Transformers (2007)

2007-07-02 (General release)

You’re going to see these cars as the heroes. You’re not going to see the other actors. These cars are the stars, literally, in the movie.

— Dino Bernacchi, GM’s associate director of branded entertainment (“GM hopes movie will transform sales,” AP 2 July 2007)

Why are we fighting to save the humans? They are a primitive and violent race.

— Optimus Prime (Peter Cullen)

You’d expect a summer action movie directed by Michael Bay, CGIed out the whazoo by Industrial Light and Magic, and based on toy cars to bring the noise. And indeed, Transformers does exactly that. Big and boomy, it filters faux nostalgia, fiery explosions, and irksome stereotypes to achieve completely seasonal combustion.

The point here is excess. For 144 minutes, the film pummels and pounds, delivering explosions, combat troops, speeding vehicles, computer codes, giant robots — and more explosions. By the time it reaches its final extended fight scene, Transformers‘ multiple climaxes have overwhelmed any preceding storyline, leaving viewers awash in sound and visual effects, so much crashing, shooting, roaring and flaming that it’s hard to know who ends up where or why any of it matters.

The movie begins with a brief gesture toward plot, when an opening voiceover offers cursory backstory: some time ago, the good Autobots and the bad Decepticons fought over a “cube” that has the power to “create worlds and populate them with life,” and in the process, destroyed their own planet. Just how the robots have selected earth as a destination is unclear, but they do arrive in time to disrupt a seemingly ongoing war in the Middle East (at least US Air Force troops are stationed there, specifically, near Qatar). A Decepticon disguised as a helicopter assaults a unit that includes the very buff Sgt. Epps (Tyrese Gibson), the stalwart Captain Lennox (Josh Duhamel), and the chatty ACWO (Aircraft Control and Warning Officer) Figueroa (Amaury Nolasco). As Lennox looks forward to holding his new baby for the first time and “Fig” is taunted by buddies for his use of Spanish and “magic voodoo powers,” the robot descends with a fiery fury, blowing up buildings and vehicles and menacing a cute little Arab boy, whom the troops make it their business to rescue (yay Team USA!).
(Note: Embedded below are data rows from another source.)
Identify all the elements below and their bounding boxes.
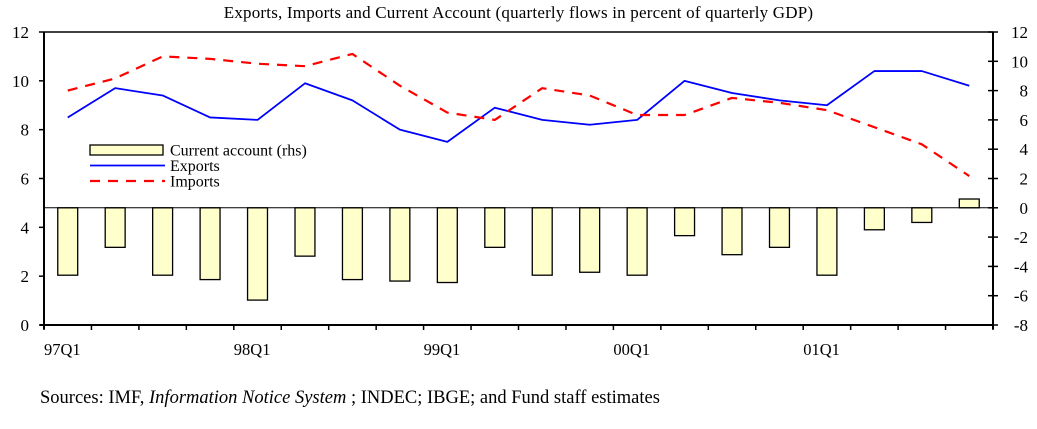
current-account-bar (199, 207, 221, 281)
exports-line (67, 70, 970, 143)
left-axis-tick-label: 0 (21, 316, 30, 335)
current-account-bar (531, 207, 553, 276)
current-account-bar (484, 207, 506, 249)
current-account-bar (721, 207, 743, 256)
series-lines (67, 52, 970, 177)
left-axis-tick-label: 8 (21, 121, 30, 140)
current-account-bar (152, 207, 174, 276)
x-axis-tick-label: 99Q1 (424, 340, 461, 359)
current-account-bar (294, 207, 316, 257)
source-italic: Information Notice System (149, 388, 347, 408)
x-axis-tick-label: 97Q1 (44, 340, 81, 359)
axes: 0 2 4 6 8 10 12 -8 -6 -4 -2 0 2 4 6 8 10 12 97Q1 98Q1 99Q1 00… (12, 23, 1029, 359)
legend-swatch-current-account (89, 144, 164, 156)
x-axis-tick-label: 98Q1 (234, 340, 271, 359)
right-axis-tick-label: 4 (1020, 140, 1029, 159)
current-account-bar (911, 207, 933, 224)
right-axis-tick-label: -6 (1014, 287, 1028, 306)
current-account-bars (57, 198, 980, 301)
current-account-bar (626, 207, 648, 276)
current-account-bar (768, 207, 791, 249)
legend-label: Imports (170, 174, 220, 191)
right-axis-tick-label: 6 (1020, 111, 1029, 130)
legend-label: Exports (170, 158, 220, 175)
right-axis-tick-label: 0 (1020, 199, 1029, 218)
current-account-bar (341, 207, 364, 281)
right-axis-tick-label: -4 (1014, 257, 1029, 276)
current-account-bar (863, 207, 885, 231)
left-axis-tick-label: 6 (21, 170, 30, 189)
current-account-bar (673, 207, 696, 237)
current-account-bar (436, 207, 458, 284)
right-axis-tick-label: -8 (1014, 316, 1028, 335)
right-axis-tick-label: -2 (1014, 228, 1028, 247)
current-account-bar (389, 207, 411, 282)
left-axis-tick-label: 12 (12, 23, 29, 42)
right-axis-tick-label: 2 (1020, 170, 1029, 189)
left-axis-tick-label: 2 (21, 267, 30, 286)
current-account-bar (579, 207, 601, 273)
x-axis-tick-label: 00Q1 (613, 340, 650, 359)
current-account-bar (246, 207, 269, 301)
imports-line (67, 52, 970, 177)
left-axis-tick-label: 4 (21, 218, 30, 237)
source-suffix: ; INDEC; IBGE; and Fund staff estimates (346, 388, 660, 408)
right-axis-tick-label: 8 (1020, 82, 1029, 101)
current-account-bar (57, 207, 79, 276)
source-note: Sources: IMF, Information Notice System … (40, 388, 660, 409)
source-prefix: Sources: IMF, (40, 388, 150, 408)
left-axis-tick-label: 10 (12, 72, 29, 91)
right-axis-tick-label: 10 (1011, 52, 1028, 71)
legend-label: Current account (rhs) (170, 143, 307, 160)
x-axis-tick-label: 01Q1 (803, 340, 840, 359)
current-account-bar (104, 207, 126, 249)
current-account-bar (816, 207, 838, 276)
chart-title: Exports, Imports and Current Account (qu… (223, 3, 814, 22)
current-account-bar (958, 198, 980, 209)
right-axis-tick-label: 12 (1011, 23, 1028, 42)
The men launch instantly into raucous action mode, making clear their knack for killing large mechanical objects.

The plot here splits off into two other strands, first to Secretary of Defense John Keller (Jon Voight), who gathers together great minds to decode the odd sound made by the robots (“This is way too smart for the Iranians,” they deduce). At least one of these minds is housed inside a lithe young body: the brilliant Australian Maggie (Rachael Taylor) takes a few quick looks at the problem and knows not only that they will need to take up “quantum mechanics,” but also that she needs to secret away a copy of the code to her geekboy mentor Glen (Anthony Anderson). (He wears a Clinton Portis jersey, and first appears yelling at his off-screen grandmother, then goes on to display both video-gaming and donut-eating prowess.) Their efforts lead to the discovery of a super-secret US government project, “Sector 7,” which has been examining a bad robot who crash-landed in the Arctic decades ago, eventually identified as Megatron and eventually voiced by Hugo Weaving.
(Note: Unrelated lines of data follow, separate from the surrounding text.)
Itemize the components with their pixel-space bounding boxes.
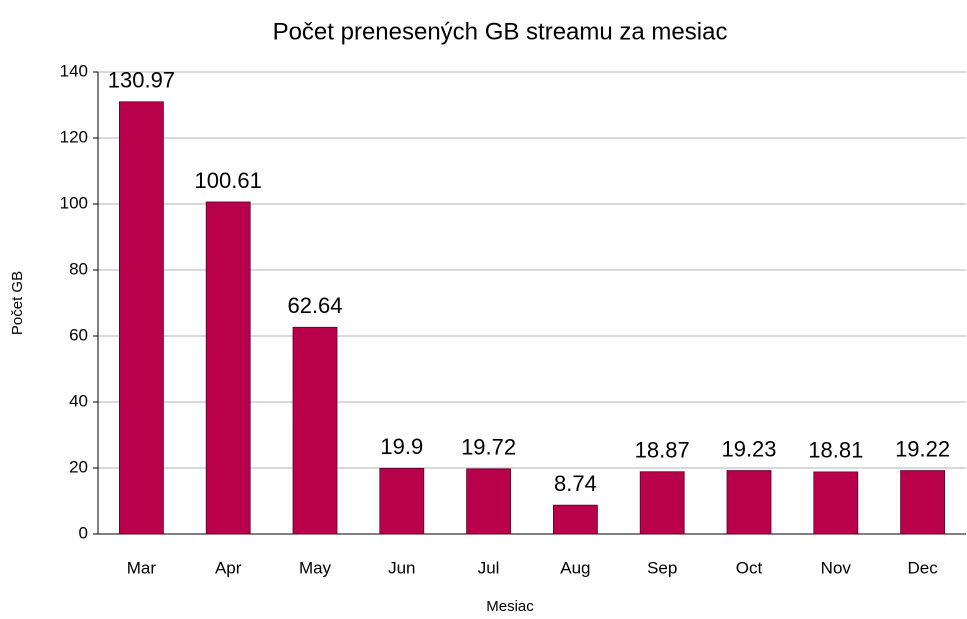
x-tick-label: Jun [388,558,415,577]
value-label: 8.74 [554,471,597,496]
y-tick-label: 60 [69,325,88,344]
x-tick-label: Nov [821,558,852,577]
bar [466,468,512,535]
value-label: 62.64 [287,293,342,318]
y-axis-label: Počet GB [9,271,26,335]
x-tick-label: Mar [127,558,157,577]
bar [726,470,772,535]
x-tick-label: Apr [215,558,242,577]
y-tick-label: 120 [60,127,88,146]
bar [813,471,859,535]
value-label: 19.22 [895,436,950,461]
value-label: 18.87 [635,438,690,463]
chart-title: Počet prenesených GB streamu za mesiac [273,18,728,45]
bar [379,467,425,535]
x-tick-label: Aug [560,558,590,577]
y-tick-label: 100 [60,193,88,212]
y-tick-label: 0 [79,523,88,542]
x-axis-label: Mesiac [486,598,534,615]
value-label: 100.61 [195,168,262,193]
value-label: 19.9 [380,434,423,459]
y-tick-label: 80 [69,259,88,278]
bar [553,504,598,535]
x-tick-label: Jul [478,558,500,577]
x-tick-label: May [299,558,332,577]
bar [292,326,338,535]
y-tick-label: 140 [60,61,88,80]
y-tick-label: 20 [69,457,88,476]
bar [639,471,685,535]
x-tick-label: Dec [907,558,938,577]
value-label: 130.97 [108,68,175,93]
x-tick-label: Sep [647,558,677,577]
bar [119,101,164,535]
x-tick-label: Oct [736,558,763,577]
value-label: 18.81 [808,438,863,463]
bar [205,201,251,535]
value-label: 19.23 [721,436,776,461]
y-tick-label: 40 [69,391,88,410]
bar [900,470,945,535]
value-label: 19.72 [461,435,516,460]
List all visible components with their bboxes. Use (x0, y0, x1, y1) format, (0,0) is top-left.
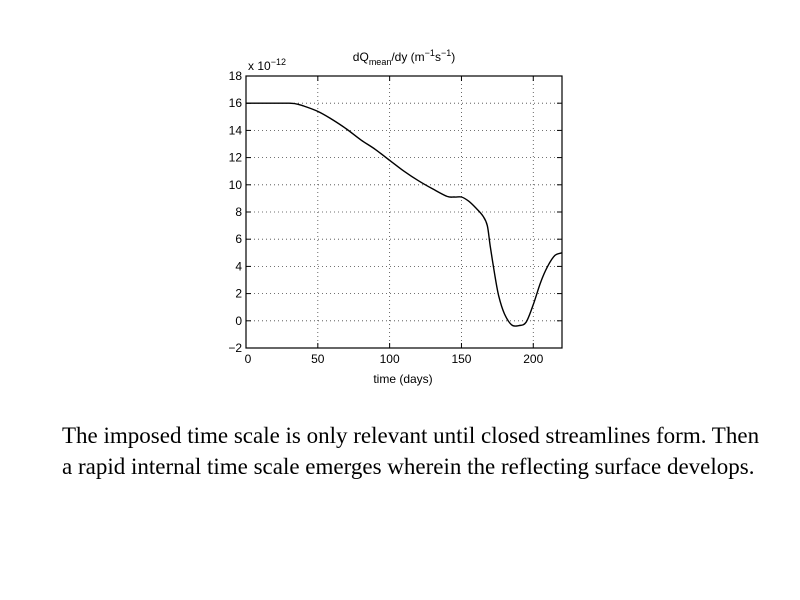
y-tick-label: 4 (235, 259, 242, 273)
y-tick-label: 10 (229, 178, 243, 192)
y-multiplier: x 10−12 (248, 57, 286, 73)
x-tick-label: 0 (245, 352, 252, 366)
y-tick-label: 14 (229, 123, 243, 137)
y-tick-label: 18 (229, 69, 243, 83)
caption-text: The imposed time scale is only relevant … (62, 423, 760, 479)
x-tick-label: 150 (451, 352, 471, 366)
y-tick-label: −2 (228, 341, 242, 355)
y-tick-label: 6 (235, 232, 242, 246)
grid (246, 76, 562, 348)
y-tick-label: 12 (229, 151, 243, 165)
series-line (245, 102, 563, 327)
y-tick-label: 16 (229, 96, 243, 110)
x-tick-label: 50 (311, 352, 325, 366)
x-tick-label: 100 (380, 352, 400, 366)
plot-frame (245, 75, 563, 349)
x-axis-label: time (days) (373, 372, 432, 386)
y-tick-label: 2 (235, 287, 242, 301)
y-tick-label: 0 (235, 314, 242, 328)
chart-title: dQmean/dy (m−1s−1) (353, 48, 455, 67)
x-tick-label: 200 (523, 352, 543, 366)
y-tick-label: 8 (235, 205, 242, 219)
chart: dQmean/dy (m−1s−1) x 10−12 0 50 100 150 2001… (228, 48, 563, 386)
The alien STARSCREAM goes on a destructive rampage

Maggie’s very brief show of world-saving expertise is complemented in the film’s third sorta-storyline, involving high school students. Scantily clad jock’s girlfriend Mikaela (Megan Fox) has her own skills, notably pertaining to cars. This enhances her appeal to classmate Sam (Shia LaBeouf), whose father has just bought him a 1976 yellow Camaro — from a dealership run by the disconcertingly buffoonish Bobby Bolivia (Bernie Mac). Really an Autobot named Bumblebee, the car conveniently conks out, enticing Mikaela to fix it and granting Sam a thrilling look at her midriff (“I’m cool with females working on my engine,” he gushes).

The boy-girl relationship, however, is secondary to the boy-car. On discovering that Bumblebee is in fact a self-transforming robot (“My car stole itself,” he sputters to the 911 operator, while watching that car stand up), Sam is initially alarmed but then, entranced. And once he meets the other Autobots — including red-and-blue-colored leader Optimus Prime (voiced by Peter Cullen) and “black” Jazz (Darius McCrary), who uses street slang and throws gang signs — the boy-car story overshadows all the others. (There are, it should be noted, no girl robots in Bay’s “updating.”)

Sam Witwicky (SHIA LaBEOUF, center front) turns to an alien, OPTIMUS PRIME, (rear) for help

Sam provides commentary on the action (following an Autobons versus Decepticons battle, he gasps, “This is easily 100 times cooler than Armageddon!”) and helps defeat those wily Decepticons, in part by running his own deceptions against his mom and dad (who remain blissfully unaware that he has a set of shiny macho robots hiding in the backyard, even as one of them whines, “The parents are very irritating. Can I take them out?”). When Sam’s mother (Julie White) at last notices his post-battle appearance (“Why are you so sweaty and filthy?”), he puts her off by speaking something like truth: “I’m a child, a teenager!” (She then asks if he’s been masturbating in his bedroom, connecting the dots for you, if not her wholly embarrassed son.)

It’s a clever enough response, exasperated and ironic, because of course he doesn’t see himself as a typical teenager. When at last the gigantic showdown comes, he’s fully embraced by the team and aligned with the troops (who make it home from the desert in time to save the US from invasion) as well as squads of government agents. “Everyone’s a solider now!” exults Lennox as the last — long, rowdy, incoherent, spectacular spectacular — battle begins. Optimus rallies his robots by declaring their purpose. Even if the humans do look awfully primitive and violent, he’s got a global — no, a galactic — view. Declaring his absolute judgment and the intrinsic virtue of bringing democracy to all planets, he announces, “Freedom is the right of all sentient beings.” Except, of course, the Decepticons. Evildoers only have the right to punishment, again and again and again.